Not out of pride, but because she knew the truth: even with ten more chances, she could never climb back into the top ranks. At best, she might go from last place to second-to-last.
If she stayed, then what about next time? And the time after?
Holding onto a seat she no longer deserved, surrounded by wolves, in Class A’s relentless pace—she’d be torn apart.
Compared to that needle-strewn seat, Class Z might actually suit her better.
She was a failing student now. She’d rather be with her own kind.
The teacher sighed, part pity, part disappointment. There was nothing else to do. She let her go with a few kind words.
The transfer paperwork went through quickly. Thanks to Miss Fu’s gleeful gossiping, everyone—including her mother—soon knew she’d flunked.
Once crushed under her grades, her cousin now gloated openly. Lin Xicai didn’t even mind—if anything, her cousin’s big-mouth had helped her. Since the transfer required a parent’s signature, her grades couldn’t stay hidden anyway. At least this way, with her cousin stirring the pot, she could act devastated and win sympathy instead of scorn.
Crying to her mother about her grades, she expected anger and disappointment. Instead, her mother worried more about her health, booking her a hospital checkup and signing the transfer papers without protest.
The school worked fast. By the next day, she was officially reassigned to Class Z.
From Class A to Class Z—the highest to the lowest.
Perhaps dazzled by her old reputation, the Class Z teacher herself came to welcome her. She was a kind-looking woman, warm and gentle. Lin Xicai followed politely, answering her questions, though nerves still gnawed at her—the fear of the unknown.
That gaze again.
The sharp, pressing stare wrapped around her once more.
Startled, she looked up. Across the sports field, on the rooftop of the opposite building, a lone figure stood.
The distance was too great. In her eyes, the figure blurred, indistinct.
So much so, she couldn’t be sure if that piercing gaze truly belonged to him.
Caught in that daze, the teacher had already led her to the door of Class Z.
That floor was full of bottom-ranked classes—noisy and restless.
But even expecting chaos, Lin Xicai still twitched a smile when she opened the door. The roar inside slammed against her: poker games, instant noodles, makeup, videos—every distraction imaginable, a mess in full bloom.
She frowned, dazed.
Uh…
She took back what she’d said earlier.
She wasn’t like these people.
She might be a failing student, but not like this. (clear distinction)

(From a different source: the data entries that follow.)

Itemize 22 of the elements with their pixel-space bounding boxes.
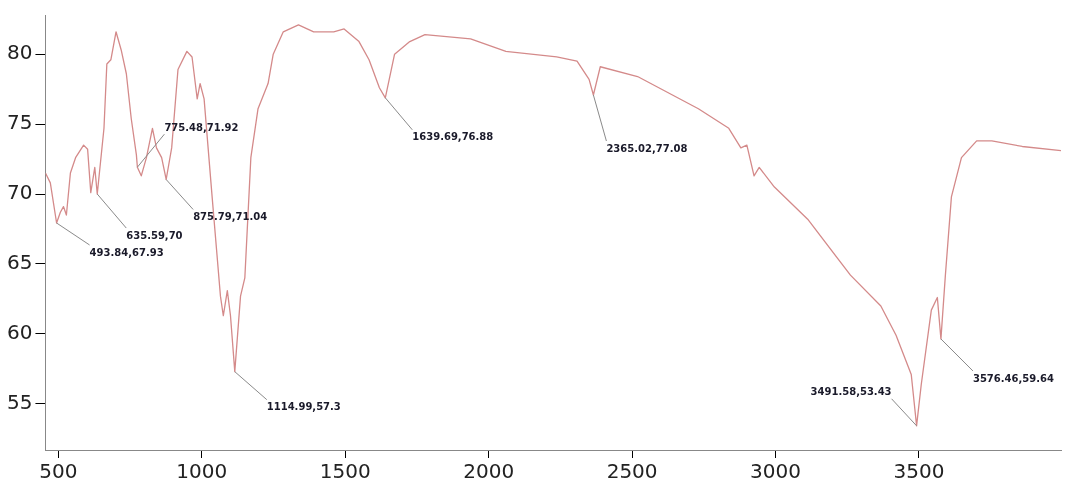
annotation: 1114.99,57.3 xyxy=(266,401,341,413)
x-tick-label: 3000 xyxy=(750,459,802,484)
x-tick-label: 500 xyxy=(39,459,78,484)
annotation: 2365.02,77.08 xyxy=(606,142,688,154)
y-tick-label: 55 xyxy=(7,390,33,415)
y-tick-label: 75 xyxy=(7,110,33,135)
annotation: 3576.46,59.64 xyxy=(972,372,1054,384)
x-tick-label: 1500 xyxy=(319,459,371,484)
y-tick-label: 80 xyxy=(7,40,33,65)
x-tick-label: 3500 xyxy=(893,459,945,484)
annotation: 3491.58,53.43 xyxy=(810,386,892,398)
annotation: 775.48,71.92 xyxy=(164,121,239,133)
y-tick-label: 65 xyxy=(7,250,33,275)
annotation: 493.84,67.93 xyxy=(89,246,164,258)
annotation: 875.79,71.04 xyxy=(193,211,268,223)
x-tick-label: 2000 xyxy=(463,459,515,484)
x-tick-label: 2500 xyxy=(606,459,658,484)
annotation: 1639.69,76.88 xyxy=(412,131,494,143)
y-tick-label: 60 xyxy=(7,320,33,345)
y-tick-label: 70 xyxy=(7,180,33,205)
x-tick-label: 1000 xyxy=(176,459,228,484)
annotation: 635.59,70 xyxy=(126,229,183,241)
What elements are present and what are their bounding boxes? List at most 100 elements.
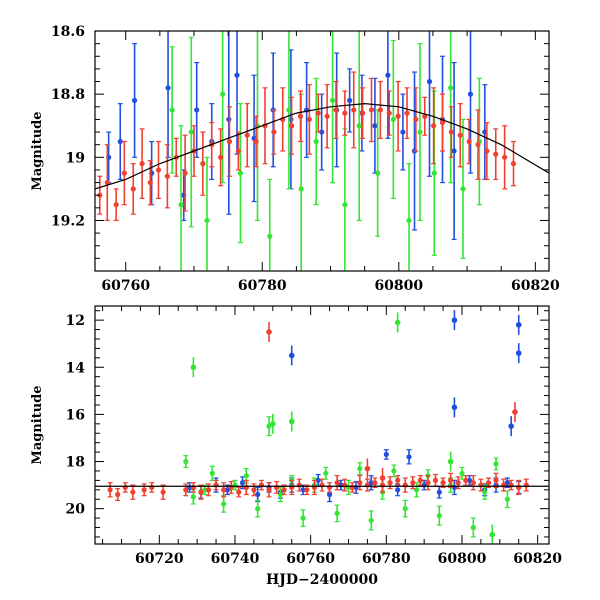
data-point	[311, 484, 318, 491]
data-point	[425, 480, 431, 486]
data-point	[493, 477, 499, 483]
x-tick-label: 60820	[513, 551, 562, 567]
x-tick-label: 60780	[238, 278, 287, 294]
x-tick-label: 60760	[101, 278, 150, 294]
data-point	[457, 132, 463, 138]
data-point	[356, 123, 362, 129]
x-tick-label: 60740	[211, 551, 260, 567]
data-point-outlier	[515, 322, 522, 328]
data-point	[459, 470, 465, 476]
data-point	[417, 477, 423, 483]
data-point-outlier	[508, 423, 514, 429]
data-point	[364, 482, 370, 488]
data-point	[304, 487, 310, 493]
data-point	[493, 461, 499, 467]
data-point	[448, 85, 454, 91]
data-point	[255, 506, 261, 512]
data-point	[413, 116, 419, 123]
data-point-outlier	[266, 329, 272, 335]
data-point	[251, 487, 257, 493]
y-tick-label: 19.2	[51, 213, 85, 229]
data-point	[147, 179, 153, 186]
data-point	[385, 72, 391, 78]
data-point	[451, 148, 457, 154]
data-point	[221, 501, 227, 507]
data-point	[244, 132, 250, 138]
data-point	[432, 477, 439, 483]
x-tick-label: 60720	[135, 551, 184, 567]
data-point	[131, 97, 138, 104]
y-tick-label: 12	[66, 313, 85, 329]
y-tick-label: 18.6	[51, 24, 85, 40]
data-point	[200, 161, 206, 167]
y-tick-label: 18	[66, 455, 85, 471]
data-point	[267, 233, 273, 239]
data-point	[349, 484, 355, 491]
y-tick-label: 16	[66, 407, 85, 423]
data-point	[417, 129, 423, 135]
top-panel: 60760 60780 60800 60820 18.6 18.8 19 19.2 Magnit…	[30, 24, 560, 294]
data-point	[413, 487, 420, 493]
data-point	[213, 482, 219, 488]
data-point	[107, 487, 113, 493]
data-point	[484, 148, 490, 154]
data-point	[402, 482, 408, 488]
data-point	[326, 484, 333, 491]
data-point	[390, 116, 396, 123]
y-tick-label: 18.8	[51, 87, 85, 103]
data-point-outlier	[364, 465, 371, 472]
data-point	[202, 487, 208, 493]
data-point	[372, 480, 378, 486]
data-point	[431, 170, 437, 176]
data-point	[342, 482, 348, 488]
data-point	[395, 487, 401, 493]
data-point	[386, 110, 392, 116]
data-point	[523, 482, 529, 488]
data-point-outlier	[288, 352, 295, 359]
data-point	[255, 491, 261, 498]
data-point	[209, 470, 215, 476]
data-point	[271, 129, 277, 135]
data-point	[347, 97, 353, 104]
series-0	[186, 310, 522, 503]
data-point	[149, 484, 155, 491]
x-tick-label: 60800	[438, 551, 487, 567]
data-point	[113, 202, 119, 208]
data-point-outlier	[515, 350, 522, 356]
data-point	[234, 72, 240, 78]
data-point	[218, 154, 224, 160]
data-point	[183, 458, 189, 465]
data-point	[460, 186, 466, 192]
data-point	[221, 487, 227, 493]
data-point	[501, 482, 507, 488]
data-point	[357, 480, 363, 486]
data-point	[475, 142, 481, 148]
data-point	[319, 482, 325, 488]
data-point	[508, 482, 514, 488]
data-point	[360, 110, 366, 116]
data-point	[243, 484, 249, 491]
data-point	[324, 113, 330, 119]
x-tick-label: 60780	[362, 551, 411, 567]
data-point-outlier	[512, 409, 518, 415]
data-point	[298, 186, 304, 192]
data-point	[377, 107, 383, 113]
y-axis-label: Magnitude	[30, 111, 45, 190]
data-point	[220, 91, 226, 97]
data-point	[235, 148, 241, 154]
data-point	[395, 477, 401, 483]
data-point-outlier	[451, 404, 458, 411]
data-point	[236, 489, 242, 495]
y-axis-label: Magnitude	[30, 385, 45, 464]
data-point	[406, 217, 412, 224]
data-point	[239, 480, 246, 486]
data-point	[448, 477, 454, 483]
data-point	[228, 484, 234, 491]
y-tick-label: 14	[66, 360, 86, 376]
series-2	[97, 71, 517, 222]
data-point	[400, 129, 406, 135]
data-point	[466, 138, 472, 145]
data-point	[274, 484, 280, 491]
data-point	[504, 480, 510, 486]
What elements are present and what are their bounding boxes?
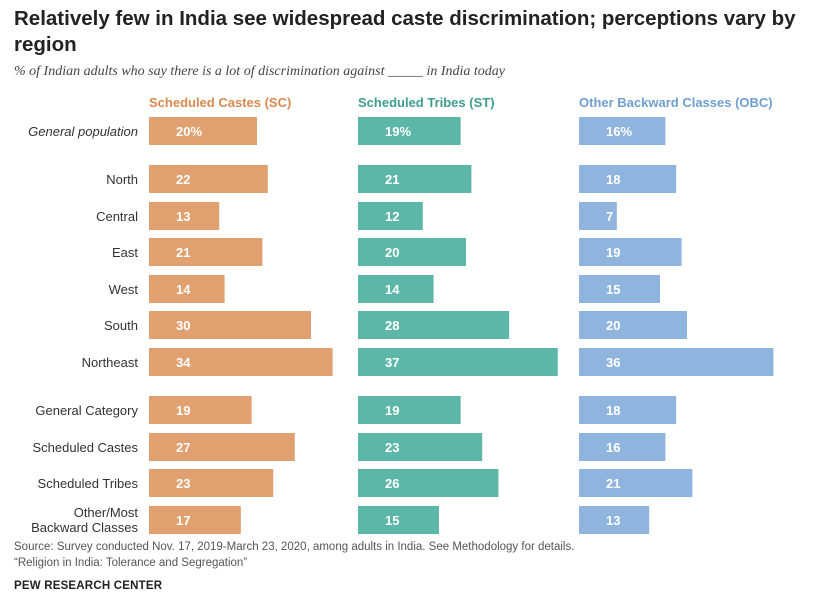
series-header-obc: Other Backward Classes (OBC) [579, 95, 773, 110]
value-label-obc-south: 20 [606, 318, 620, 333]
value-label-sc-general-category: 19 [176, 403, 190, 418]
bar-obc-east [579, 238, 682, 266]
category-label-central: Central [96, 209, 138, 224]
value-label-obc-east: 19 [606, 245, 620, 260]
value-label-obc-scheduled-castes: 16 [606, 440, 620, 455]
bar-sc-scheduled-castes [149, 433, 295, 461]
chart-title: Relatively few in India see widespread c… [14, 7, 796, 56]
value-label-st-northeast: 37 [385, 355, 399, 370]
value-label-sc-other-most-backward-classes: 17 [176, 513, 190, 528]
value-label-st-general-category: 19 [385, 403, 399, 418]
bar-obc-central [579, 202, 617, 230]
category-label-scheduled-castes: Scheduled Castes [32, 440, 138, 455]
category-label-south: South [104, 318, 138, 333]
bar-st-central [358, 202, 423, 230]
value-label-obc-general-category: 18 [606, 403, 620, 418]
value-label-sc-west: 14 [176, 282, 191, 297]
value-label-st-north: 21 [385, 172, 399, 187]
value-label-sc-general-population: 20% [176, 124, 202, 139]
value-label-sc-central: 13 [176, 209, 190, 224]
bar-obc-scheduled-tribes [579, 469, 693, 497]
value-label-st-general-population: 19% [385, 124, 411, 139]
bar-st-general-population [358, 117, 461, 145]
bar-sc-other-most-backward-classes [149, 506, 241, 534]
category-label-northeast: Northeast [82, 355, 139, 370]
category-label-scheduled-tribes: Scheduled Tribes [38, 476, 139, 491]
value-label-sc-scheduled-castes: 27 [176, 440, 190, 455]
value-label-obc-central: 7 [606, 209, 613, 224]
value-label-sc-scheduled-tribes: 23 [176, 476, 190, 491]
source-note: Source: Survey conducted Nov. 17, 2019-M… [14, 541, 575, 553]
bar-sc-south [149, 311, 311, 339]
series-header-st: Scheduled Tribes (ST) [358, 95, 495, 110]
series-header-sc: Scheduled Castes (SC) [149, 95, 291, 110]
value-label-st-east: 20 [385, 245, 399, 260]
bar-sc-scheduled-tribes [149, 469, 274, 497]
value-label-st-central: 12 [385, 209, 399, 224]
chart-subtitle: % of Indian adults who say there is a lo… [14, 64, 506, 79]
bar-obc-northeast [579, 348, 774, 376]
value-label-obc-west: 15 [606, 282, 620, 297]
category-label-north: North [106, 172, 138, 187]
bar-st-south [358, 311, 510, 339]
bar-chart: Scheduled Castes (SC) Scheduled Tribes (S… [28, 95, 774, 535]
report-title: “Religion in India: Tolerance and Segreg… [14, 557, 248, 569]
value-label-obc-other-most-backward-classes: 13 [606, 513, 620, 528]
value-label-sc-east: 21 [176, 245, 190, 260]
bar-st-general-category [358, 396, 461, 424]
value-label-sc-south: 30 [176, 318, 190, 333]
value-label-st-scheduled-tribes: 26 [385, 476, 399, 491]
bar-sc-central [149, 202, 220, 230]
category-label-east: East [112, 245, 138, 260]
bar-obc-north [579, 165, 677, 193]
bar-obc-general-population [579, 117, 666, 145]
bar-sc-west [149, 275, 225, 303]
bar-obc-west [579, 275, 660, 303]
value-label-st-west: 14 [385, 282, 400, 297]
bar-sc-northeast [149, 348, 333, 376]
bar-sc-general-population [149, 117, 257, 145]
bar-st-other-most-backward-classes [358, 506, 439, 534]
bar-obc-south [579, 311, 687, 339]
value-label-sc-north: 22 [176, 172, 190, 187]
value-label-sc-northeast: 34 [176, 355, 191, 370]
bar-st-scheduled-castes [358, 433, 483, 461]
bar-obc-general-category [579, 396, 677, 424]
category-label-general-category: General Category [35, 403, 138, 418]
category-label-other-most-backward-classes: Other/Most Backward Classes [31, 505, 138, 535]
value-label-st-other-most-backward-classes: 15 [385, 513, 399, 528]
bar-st-west [358, 275, 434, 303]
bar-st-northeast [358, 348, 558, 376]
bar-st-east [358, 238, 466, 266]
bar-sc-general-category [149, 396, 252, 424]
bar-sc-east [149, 238, 263, 266]
pew-logo: PEW RESEARCH CENTER [14, 580, 163, 592]
value-label-obc-general-population: 16% [606, 124, 632, 139]
value-label-obc-north: 18 [606, 172, 620, 187]
value-label-st-scheduled-castes: 23 [385, 440, 399, 455]
value-label-obc-scheduled-tribes: 21 [606, 476, 620, 491]
category-label-west: West [109, 282, 139, 297]
category-label-general-population: General population [28, 124, 138, 139]
bar-obc-scheduled-castes [579, 433, 666, 461]
value-label-obc-northeast: 36 [606, 355, 620, 370]
bar-obc-other-most-backward-classes [579, 506, 650, 534]
value-label-st-south: 28 [385, 318, 399, 333]
bar-st-north [358, 165, 472, 193]
bar-st-scheduled-tribes [358, 469, 499, 497]
bar-sc-north [149, 165, 268, 193]
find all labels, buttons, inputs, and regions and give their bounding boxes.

The kindly teacher’s smile faded as she barked for order. Then she pointed toward a seat in the second-to-last row, against the wall.
“That’s the only empty spot. Sit there for now. If… it doesn’t suit you, we can adjust later.”
Lin Xicai thanked her, obediently heading over.
But as she walked, she noticed—eyes lit up, bodies tensing. Her new classmates seemed… excited.
Excited in a sharp, unfriendly way.
Like wolves watching a lamb delivered into their pen.
She forced a calm smile, keeping her expression still, but followed their gazes to the desk beside hers.
A messy stack of books lay there, cover flapping open under the draft. Scrawled across the title page was a name—
Xie Shi.
Just then, a faint wave of dizziness washed over her.
In the next instant, a crisp childlike voice rang in her ear:
“Hello, host. System 909 at your service.”
Lin Xicai’s eyes flew wide open.
At the very same time, on the rooftop, the lone figure caught a bouncing red rubber ball in his hand, turned, and headed downstairs.
Another one.
His lips curved faintly, but his eyes held no warmth—only a trace of cold mockery.
As though walking toward a clumsy little stage play.